Scotch Ale / Wee Heavy
Scotch Ales are strong ales, also known as “Wee Heavy.” In the 19th century Scotland, they’d also be known as 160/-, a nomenclature based on the now obsolete shilling currency.
Scotch Ales traditionally go through a long boil in the kettle for a caramelization of the wort. This produces a deep copper to brown in colored brew. Compared to Scottish Ales, they’ll be sweeter and fuller-bodied, and of course higher in alcohol, with a much more pronounced malty caramel and roasted malt flavor. A low tea-like bitterness can be found in many examples. Best served in a “thistle” glass.

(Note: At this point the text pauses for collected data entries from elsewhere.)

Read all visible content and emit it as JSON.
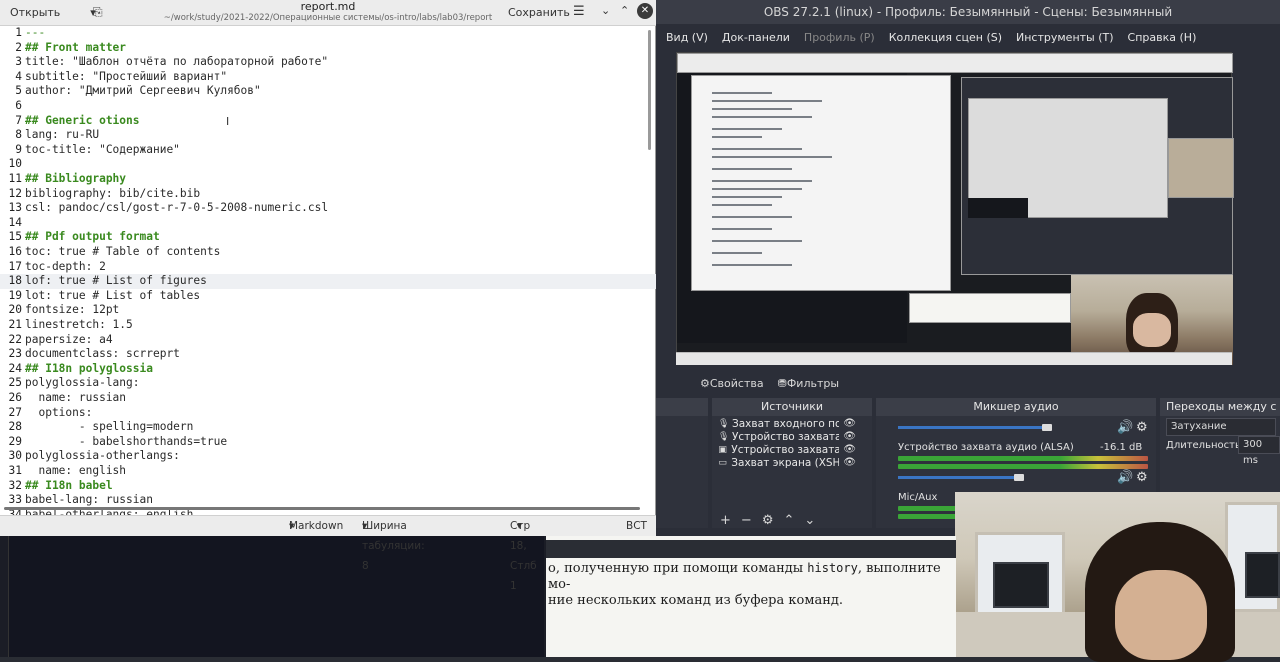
{
  "obs": {
    "title": "OBS 27.2.1 (linux) - Профиль: Безымянный - Сцены: Безымянный",
    "menu": [
      {
        "label": "Вид (V)",
        "dim": false
      },
      {
        "label": "Док-панели",
        "dim": false
      },
      {
        "label": "Профиль (P)",
        "dim": true
      },
      {
        "label": "Коллекция сцен (S)",
        "dim": false
      },
      {
        "label": "Инструменты (T)",
        "dim": false
      },
      {
        "label": "Справка (H)",
        "dim": false
      }
    ],
    "toolbar": {
      "properties": "Свойства",
      "filters": "Фильтры"
    },
    "sources": {
      "header": "Источники",
      "items": [
        {
          "label": "Захват входного пото",
          "icon": "mic-icon"
        },
        {
          "label": "Устройство захвата ау",
          "icon": "mic-icon"
        },
        {
          "label": "Устройство захвата ви",
          "icon": "camera-icon"
        },
        {
          "label": "Захват экрана (XSHM)",
          "icon": "monitor-icon"
        }
      ]
    },
    "mixer": {
      "header": "Микшер аудио",
      "device": "Устройство захвата аудио (ALSA)",
      "device_level": "-16.1 dB",
      "mic": "Mic/Aux"
    },
    "transitions": {
      "header": "Переходы между с",
      "type": "Затухание",
      "duration_label": "Длительность",
      "duration_value": "300 ms"
    }
  },
  "document": {
    "line1_pre": "о, полученную при помощи команды ",
    "line1_code": "history",
    "line1_post": ", выполните мо-",
    "line2": "ние нескольких команд из буфера команд."
  },
  "editor": {
    "open_label": "Открыть",
    "file_name": "report.md",
    "file_path": "~/work/study/2021-2022/Операционные системы/os-intro/labs/lab03/report",
    "save_label": "Сохранить",
    "current_line": 18,
    "lines": [
      {
        "n": "1",
        "t": "---",
        "s": "rule"
      },
      {
        "n": "2",
        "t": "## Front matter",
        "s": "hd"
      },
      {
        "n": "3",
        "t": "title: \"Шаблон отчёта по лабораторной работе\"",
        "s": ""
      },
      {
        "n": "4",
        "t": "subtitle: \"Простейший вариант\"",
        "s": ""
      },
      {
        "n": "5",
        "t": "author: \"Дмитрий Сергеевич Кулябов\"",
        "s": ""
      },
      {
        "n": "6",
        "t": "",
        "s": ""
      },
      {
        "n": "7",
        "t": "## Generic otions",
        "s": "hd"
      },
      {
        "n": "8",
        "t": "lang: ru-RU",
        "s": ""
      },
      {
        "n": "9",
        "t": "toc-title: \"Содержание\"",
        "s": ""
      },
      {
        "n": "10",
        "t": "",
        "s": ""
      },
      {
        "n": "11",
        "t": "## Bibliography",
        "s": "hd"
      },
      {
        "n": "12",
        "t": "bibliography: bib/cite.bib",
        "s": ""
      },
      {
        "n": "13",
        "t": "csl: pandoc/csl/gost-r-7-0-5-2008-numeric.csl",
        "s": ""
      },
      {
        "n": "14",
        "t": "",
        "s": ""
      },
      {
        "n": "15",
        "t": "## Pdf output format",
        "s": "hd"
      },
      {
        "n": "16",
        "t": "toc: true # Table of contents",
        "s": ""
      },
      {
        "n": "17",
        "t": "toc-depth: 2",
        "s": ""
      },
      {
        "n": "18",
        "t": "lof: true # List of figures",
        "s": ""
      },
      {
        "n": "19",
        "t": "lot: true # List of tables",
        "s": ""
      },
      {
        "n": "20",
        "t": "fontsize: 12pt",
        "s": ""
      },
      {
        "n": "21",
        "t": "linestretch: 1.5",
        "s": ""
      },
      {
        "n": "22",
        "t": "papersize: a4",
        "s": ""
      },
      {
        "n": "23",
        "t": "documentclass: scrreprt",
        "s": ""
      },
      {
        "n": "24",
        "t": "## I18n polyglossia",
        "s": "hd"
      },
      {
        "n": "25",
        "t": "polyglossia-lang:",
        "s": ""
      },
      {
        "n": "26",
        "t": "  name: russian",
        "s": ""
      },
      {
        "n": "27",
        "t": "  options:",
        "s": ""
      },
      {
        "n": "28",
        "t": "        - spelling=modern",
        "s": ""
      },
      {
        "n": "29",
        "t": "        - babelshorthands=true",
        "s": ""
      },
      {
        "n": "30",
        "t": "polyglossia-otherlangs:",
        "s": ""
      },
      {
        "n": "31",
        "t": "  name: english",
        "s": ""
      },
      {
        "n": "32",
        "t": "## I18n babel",
        "s": "hd"
      },
      {
        "n": "33",
        "t": "babel-lang: russian",
        "s": ""
      },
      {
        "n": "34",
        "t": "babel-otherlangs: english",
        "s": ""
      }
    ],
    "status": {
      "syntax": "Markdown",
      "tab_width": "Ширина табуляции: 8",
      "position": "Стр 18, Стлб 1",
      "insert_mode": "ВСТ"
    }
  }
}
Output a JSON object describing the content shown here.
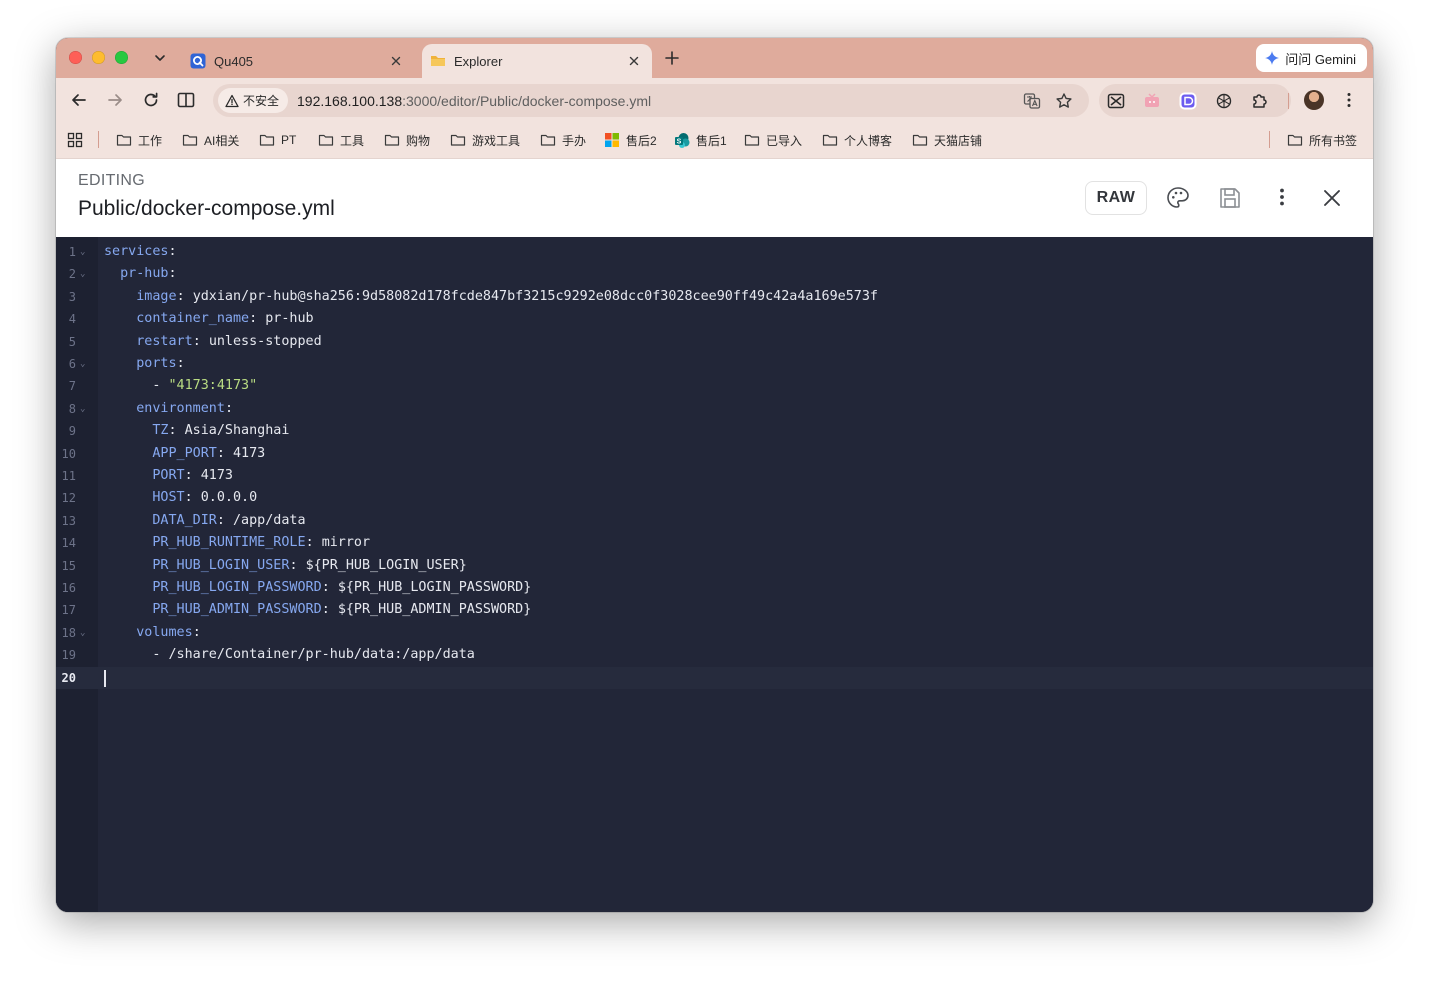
{
  "browser": {
    "tabs": [
      {
        "label": "Qu405",
        "active": false
      },
      {
        "label": "Explorer",
        "active": true
      }
    ],
    "gemini_label": "问问 Gemini",
    "omnibox": {
      "security_label": "不安全",
      "url_host": "192.168.100.138",
      "url_rest": ":3000/editor/Public/docker-compose.yml"
    },
    "bookmarks": [
      {
        "label": "工作",
        "icon": "folder-icon"
      },
      {
        "label": "AI相关",
        "icon": "folder-icon"
      },
      {
        "label": "PT",
        "icon": "folder-icon"
      },
      {
        "label": "工具",
        "icon": "folder-icon"
      },
      {
        "label": "购物",
        "icon": "folder-icon"
      },
      {
        "label": "游戏工具",
        "icon": "folder-icon"
      },
      {
        "label": "手办",
        "icon": "folder-icon"
      },
      {
        "label": "售后2",
        "icon": "microsoft-icon"
      },
      {
        "label": "售后1",
        "icon": "sharepoint-icon"
      },
      {
        "label": "已导入",
        "icon": "folder-icon"
      },
      {
        "label": "个人博客",
        "icon": "folder-icon"
      },
      {
        "label": "天猫店铺",
        "icon": "folder-icon"
      }
    ],
    "all_bookmarks_label": "所有书签"
  },
  "header": {
    "mode_label": "EDITING",
    "file_path": "Public/docker-compose.yml",
    "raw_button": "RAW"
  },
  "editor": {
    "active_line": 20,
    "lines": [
      {
        "n": "1",
        "fold": true,
        "indent": "",
        "key": "services",
        "sep": ":",
        "value": "",
        "type": "plain"
      },
      {
        "n": "2",
        "fold": true,
        "indent": "  ",
        "key": "pr-hub",
        "sep": ":",
        "value": "",
        "type": "plain"
      },
      {
        "n": "3",
        "fold": false,
        "indent": "    ",
        "key": "image",
        "sep": ": ",
        "value": "ydxian/pr-hub@sha256:9d58082d178fcde847bf3215c9292e08dcc0f3028cee90ff49c42a4a169e573f",
        "type": "plain"
      },
      {
        "n": "4",
        "fold": false,
        "indent": "    ",
        "key": "container_name",
        "sep": ": ",
        "value": "pr-hub",
        "type": "plain"
      },
      {
        "n": "5",
        "fold": false,
        "indent": "    ",
        "key": "restart",
        "sep": ": ",
        "value": "unless-stopped",
        "type": "plain"
      },
      {
        "n": "6",
        "fold": true,
        "indent": "    ",
        "key": "ports",
        "sep": ":",
        "value": "",
        "type": "plain"
      },
      {
        "n": "7",
        "fold": false,
        "indent": "      ",
        "key": "",
        "sep": "- ",
        "value": "\"4173:4173\"",
        "type": "string"
      },
      {
        "n": "8",
        "fold": true,
        "indent": "    ",
        "key": "environment",
        "sep": ":",
        "value": "",
        "type": "plain"
      },
      {
        "n": "9",
        "fold": false,
        "indent": "      ",
        "key": "TZ",
        "sep": ": ",
        "value": "Asia/Shanghai",
        "type": "plain"
      },
      {
        "n": "10",
        "fold": false,
        "indent": "      ",
        "key": "APP_PORT",
        "sep": ": ",
        "value": "4173",
        "type": "plain"
      },
      {
        "n": "11",
        "fold": false,
        "indent": "      ",
        "key": "PORT",
        "sep": ": ",
        "value": "4173",
        "type": "plain"
      },
      {
        "n": "12",
        "fold": false,
        "indent": "      ",
        "key": "HOST",
        "sep": ": ",
        "value": "0.0.0.0",
        "type": "plain"
      },
      {
        "n": "13",
        "fold": false,
        "indent": "      ",
        "key": "DATA_DIR",
        "sep": ": ",
        "value": "/app/data",
        "type": "plain"
      },
      {
        "n": "14",
        "fold": false,
        "indent": "      ",
        "key": "PR_HUB_RUNTIME_ROLE",
        "sep": ": ",
        "value": "mirror",
        "type": "plain"
      },
      {
        "n": "15",
        "fold": false,
        "indent": "      ",
        "key": "PR_HUB_LOGIN_USER",
        "sep": ": ",
        "value": "${PR_HUB_LOGIN_USER}",
        "type": "plain"
      },
      {
        "n": "16",
        "fold": false,
        "indent": "      ",
        "key": "PR_HUB_LOGIN_PASSWORD",
        "sep": ": ",
        "value": "${PR_HUB_LOGIN_PASSWORD}",
        "type": "plain"
      },
      {
        "n": "17",
        "fold": false,
        "indent": "      ",
        "key": "PR_HUB_ADMIN_PASSWORD",
        "sep": ": ",
        "value": "${PR_HUB_ADMIN_PASSWORD}",
        "type": "plain"
      },
      {
        "n": "18",
        "fold": true,
        "indent": "    ",
        "key": "volumes",
        "sep": ":",
        "value": "",
        "type": "plain"
      },
      {
        "n": "19",
        "fold": false,
        "indent": "      ",
        "key": "",
        "sep": "- ",
        "value": "/share/Container/pr-hub/data:/app/data",
        "type": "plain"
      },
      {
        "n": "20",
        "fold": false,
        "indent": "",
        "key": "",
        "sep": "",
        "value": "",
        "type": "plain"
      }
    ]
  },
  "colors": {
    "editor_bg": "#222638",
    "yaml_key": "#86a8f0",
    "yaml_string": "#b9dc83",
    "tabstrip": "#dfab9c"
  }
}
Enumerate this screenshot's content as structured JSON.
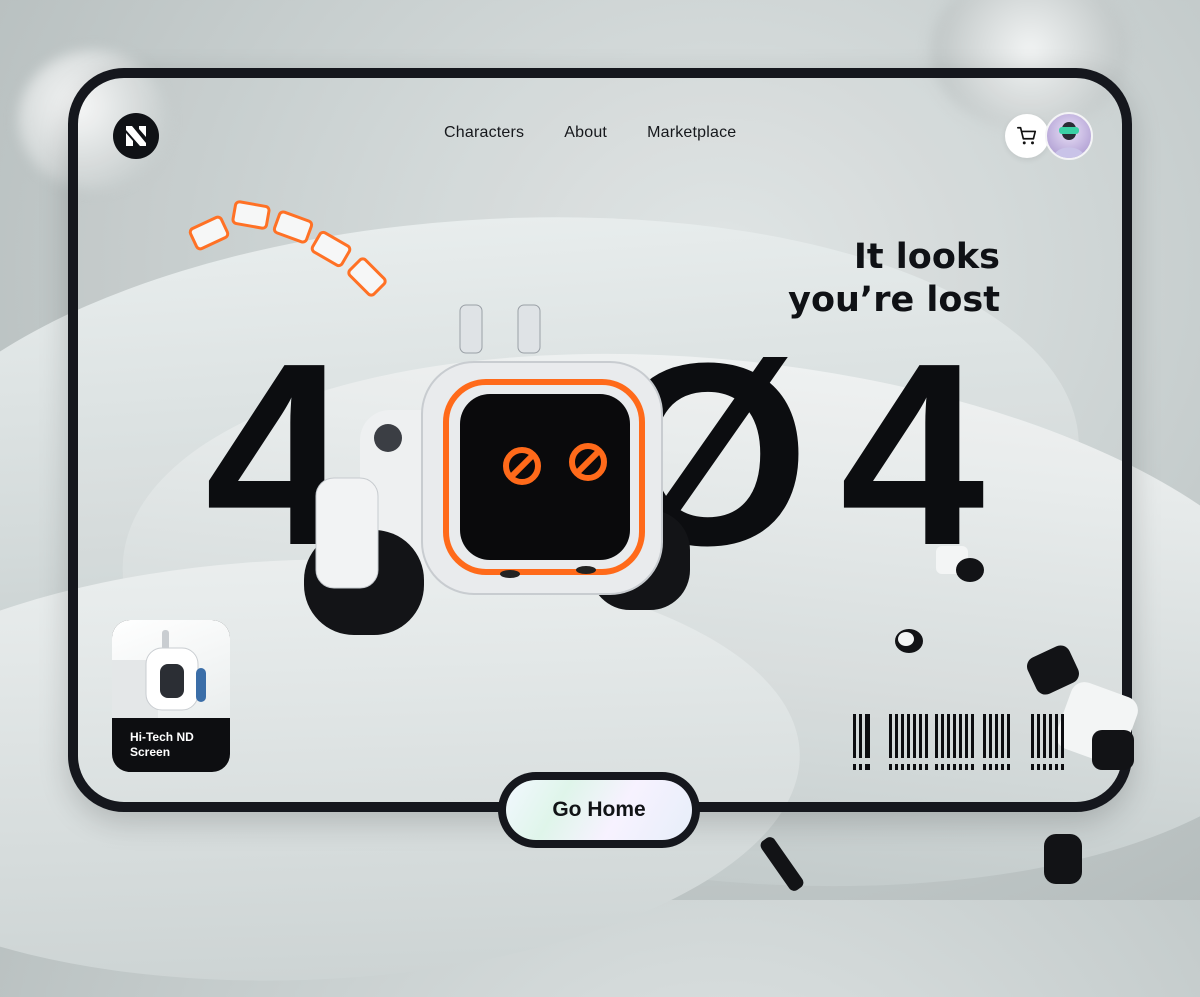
{
  "brand": {
    "logo_icon": "n-logo-icon"
  },
  "nav": {
    "items": [
      {
        "label": "Characters"
      },
      {
        "label": "About"
      },
      {
        "label": "Marketplace"
      }
    ]
  },
  "header_actions": {
    "cart_icon": "cart-icon",
    "avatar_icon": "user-avatar"
  },
  "hero": {
    "headline_line1": "It looks",
    "headline_line2": "you’re lost",
    "error_digits": [
      "4",
      "Ø",
      "4"
    ]
  },
  "product_card": {
    "title": "Hi-Tech ND Screen"
  },
  "cta": {
    "label": "Go Home"
  },
  "colors": {
    "accent": "#ff6a1a",
    "dark": "#15171d",
    "background": "#c9d0d0"
  }
}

Average alcohol by volume (abv) range: 6.0-10.00%
The Scottish style of ales break down into Light, Heavy and Export. In the 19th century Scotland, a nomenclature, based on the now obsolete shilling currency, was devised in order to distinguish each. 60/- (light), 70/- (heavy), 80/- (export), 90/- to 160/- for Scotch Ales.
Scottish Ales traditionally go through a long boil in the kettle for a caramelization of the wort. This produces a deep copper to brown in colored brew and a higher level of unfermentable sugars which create a rich mouthfeel and malty flavors and aromas. Overall hop character is low, light floral or herbal, allowing its signature malt profile to be the highlight. Smoky characters are also common.
Average alcohol by volume (abv) range: %
Scottish Guit / Ancient Herber Ale
This category recognizes the ancient ales. Beers of yore, the way beers were probably brewed throughout the Middle Ages in Continental Europe. Gruit is mainly a concoction of : sweet gale (Myrica gale), yarrow (Achillea millefolium), and wild rosemary (Ledum palustre). Other herbs, spices, and berries might be used to create interesting and pleasant aroma and flavor of green- and herbal-tea. These ancient ales may be highly intoxicating and aphrodisiacal when consumed in significant quantity. Historically, it has been said to stimulate the mind, create euphoria, and enhance sexual drive.
Other ancient style ales include those made with such ingredients like: heather, seaweed, pine, spruce, etc.
Those interested in learning more should read “Sacred and Herbal Healing Beers” by Stephen Harrod Buhner.